Judging from past experience, genuine levelling requires a much bleaker script. Imagine a world in which unexpected delays in medical countermeasures or an extended economic meltdown cause standard policies from quantitative easing to short-term patches for businesses and workers to run out of steam. Propelled by growing misery and discontent, interventions that now seem radical might seem desirable, perhaps even necessary.

It is worth remembering that during the Great Depression, even the resolutely anti-socialist US embraced expansions of the safety net, public work programmes, stronger labour unions and higher taxes. Comparable dislocations in the coming months and years might open up space for measures that rein in plutocrats and give succour to those previously left behind. As a result, the long rise of inequality might finally go into reverse.
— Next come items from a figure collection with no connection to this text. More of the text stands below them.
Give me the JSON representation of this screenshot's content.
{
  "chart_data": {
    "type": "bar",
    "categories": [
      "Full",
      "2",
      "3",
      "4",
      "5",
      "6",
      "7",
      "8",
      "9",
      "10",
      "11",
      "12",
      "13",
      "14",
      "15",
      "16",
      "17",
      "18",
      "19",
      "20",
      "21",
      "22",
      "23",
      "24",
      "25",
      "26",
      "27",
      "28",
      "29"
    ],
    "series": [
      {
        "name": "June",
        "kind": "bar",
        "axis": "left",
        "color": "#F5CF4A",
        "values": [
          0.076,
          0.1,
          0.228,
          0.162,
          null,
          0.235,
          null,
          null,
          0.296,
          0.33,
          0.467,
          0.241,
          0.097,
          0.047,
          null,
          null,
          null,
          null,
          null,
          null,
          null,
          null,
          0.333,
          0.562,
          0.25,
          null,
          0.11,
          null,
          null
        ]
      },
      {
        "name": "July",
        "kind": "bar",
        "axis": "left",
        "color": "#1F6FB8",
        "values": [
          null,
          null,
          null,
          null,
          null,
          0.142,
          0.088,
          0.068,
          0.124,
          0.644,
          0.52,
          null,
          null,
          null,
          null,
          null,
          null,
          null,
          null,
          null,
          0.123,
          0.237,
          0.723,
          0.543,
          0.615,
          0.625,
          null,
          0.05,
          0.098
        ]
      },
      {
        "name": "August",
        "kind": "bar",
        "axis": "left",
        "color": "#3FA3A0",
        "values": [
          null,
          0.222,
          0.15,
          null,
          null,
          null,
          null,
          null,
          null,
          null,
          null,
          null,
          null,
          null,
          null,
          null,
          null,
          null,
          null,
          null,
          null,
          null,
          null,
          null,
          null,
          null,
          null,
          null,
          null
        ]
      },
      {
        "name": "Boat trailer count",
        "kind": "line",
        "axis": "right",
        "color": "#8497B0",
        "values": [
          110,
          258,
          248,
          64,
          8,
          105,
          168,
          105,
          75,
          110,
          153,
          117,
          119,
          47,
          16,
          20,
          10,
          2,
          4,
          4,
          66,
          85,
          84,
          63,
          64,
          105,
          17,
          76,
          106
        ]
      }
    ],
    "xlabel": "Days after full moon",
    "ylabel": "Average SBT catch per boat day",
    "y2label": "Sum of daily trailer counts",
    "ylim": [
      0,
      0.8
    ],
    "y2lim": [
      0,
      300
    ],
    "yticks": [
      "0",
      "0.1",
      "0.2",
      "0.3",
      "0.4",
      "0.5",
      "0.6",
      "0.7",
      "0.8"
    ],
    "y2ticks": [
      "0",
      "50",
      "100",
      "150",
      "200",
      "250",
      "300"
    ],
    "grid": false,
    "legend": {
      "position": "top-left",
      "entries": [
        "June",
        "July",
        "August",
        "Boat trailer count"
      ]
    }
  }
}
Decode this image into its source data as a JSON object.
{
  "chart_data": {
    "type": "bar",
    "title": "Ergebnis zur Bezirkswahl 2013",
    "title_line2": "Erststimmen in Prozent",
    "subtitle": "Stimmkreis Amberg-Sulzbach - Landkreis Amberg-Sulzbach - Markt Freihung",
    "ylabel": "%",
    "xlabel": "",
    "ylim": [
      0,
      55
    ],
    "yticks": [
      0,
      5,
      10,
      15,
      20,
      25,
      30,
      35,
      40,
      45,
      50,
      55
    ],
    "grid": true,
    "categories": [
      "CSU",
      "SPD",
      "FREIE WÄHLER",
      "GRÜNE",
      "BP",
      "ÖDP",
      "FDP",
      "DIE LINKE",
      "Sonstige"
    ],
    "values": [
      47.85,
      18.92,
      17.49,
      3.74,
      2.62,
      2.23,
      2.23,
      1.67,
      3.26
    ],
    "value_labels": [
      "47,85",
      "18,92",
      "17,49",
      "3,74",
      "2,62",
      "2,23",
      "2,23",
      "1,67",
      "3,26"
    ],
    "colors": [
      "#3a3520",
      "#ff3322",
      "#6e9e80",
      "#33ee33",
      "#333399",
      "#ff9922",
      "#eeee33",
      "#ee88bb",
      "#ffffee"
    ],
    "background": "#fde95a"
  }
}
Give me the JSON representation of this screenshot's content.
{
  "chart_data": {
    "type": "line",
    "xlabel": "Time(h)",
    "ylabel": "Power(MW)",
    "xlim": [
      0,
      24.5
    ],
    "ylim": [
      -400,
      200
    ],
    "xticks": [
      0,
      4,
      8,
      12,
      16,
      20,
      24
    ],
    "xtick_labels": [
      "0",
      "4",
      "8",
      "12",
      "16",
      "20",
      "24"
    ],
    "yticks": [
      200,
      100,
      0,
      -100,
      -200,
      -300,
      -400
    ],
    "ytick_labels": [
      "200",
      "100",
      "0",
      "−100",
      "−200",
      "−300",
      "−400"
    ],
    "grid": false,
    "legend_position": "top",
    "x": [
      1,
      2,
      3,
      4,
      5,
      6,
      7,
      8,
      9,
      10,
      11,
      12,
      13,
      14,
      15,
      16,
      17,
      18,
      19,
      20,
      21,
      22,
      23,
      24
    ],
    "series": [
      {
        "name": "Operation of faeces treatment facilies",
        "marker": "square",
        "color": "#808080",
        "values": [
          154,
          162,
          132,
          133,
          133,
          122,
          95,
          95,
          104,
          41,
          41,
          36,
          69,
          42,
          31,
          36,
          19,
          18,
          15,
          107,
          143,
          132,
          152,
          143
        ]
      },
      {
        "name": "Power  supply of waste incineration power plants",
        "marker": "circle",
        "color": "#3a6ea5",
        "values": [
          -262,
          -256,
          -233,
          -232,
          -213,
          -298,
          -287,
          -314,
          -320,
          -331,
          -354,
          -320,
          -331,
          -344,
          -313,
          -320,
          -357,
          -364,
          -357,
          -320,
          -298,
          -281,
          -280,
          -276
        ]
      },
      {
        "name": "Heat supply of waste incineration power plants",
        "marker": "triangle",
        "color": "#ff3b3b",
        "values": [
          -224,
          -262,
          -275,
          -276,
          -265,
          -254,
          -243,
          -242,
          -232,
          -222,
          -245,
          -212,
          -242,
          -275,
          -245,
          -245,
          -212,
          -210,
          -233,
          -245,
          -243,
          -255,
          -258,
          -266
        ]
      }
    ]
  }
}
All this would be a far cry from the dramatic levelling events of the past, from the fall of the Roman Empire and the Black Death to the violent ruptures of the first half of the 20th century. Yet even this comparatively tame scenario seems like a long shot. It is not merely that elites don’t readily cede power and their current interventions are primarily designed to ensure a return to business as usual. Science will play an even greater role in obstructing social justice. Much as we like to think of science and technology as tireless drivers of continuous change, in this case they are much more likely to buttress the status quo.

The faster the combined efforts of laboratories, research hospitals and vaccine manufacturers deliver us from this pandemic, the sooner strains on the neoliberal world order will abate. Chinese researchers published the genome of SARS-Cov-2 only five weeks after the first suspected case was reported. By now, more than a thousand trials for treatments and vaccines are said to be underway, and vaccine manufacturers are already preparing to scale up future production. With every passing day, the prospect of levelling by catastrophe recedes a little further.

Throughout history, inequality has thrived on stability. Right now, our system’s stabilisers, from central bankers to virologists, are all hands on deck. They may well save the day. And if they do, deliverance from inequality, let alone from the bogeyman of “late capitalism,” will have to be put on hold until a much worse plague rears its ugly head or runaway climate change finally derails our consumerist way of life. Then again, if such disasters were to befall us, narrowing the gap between rich and poor would probably be the least of our concerns.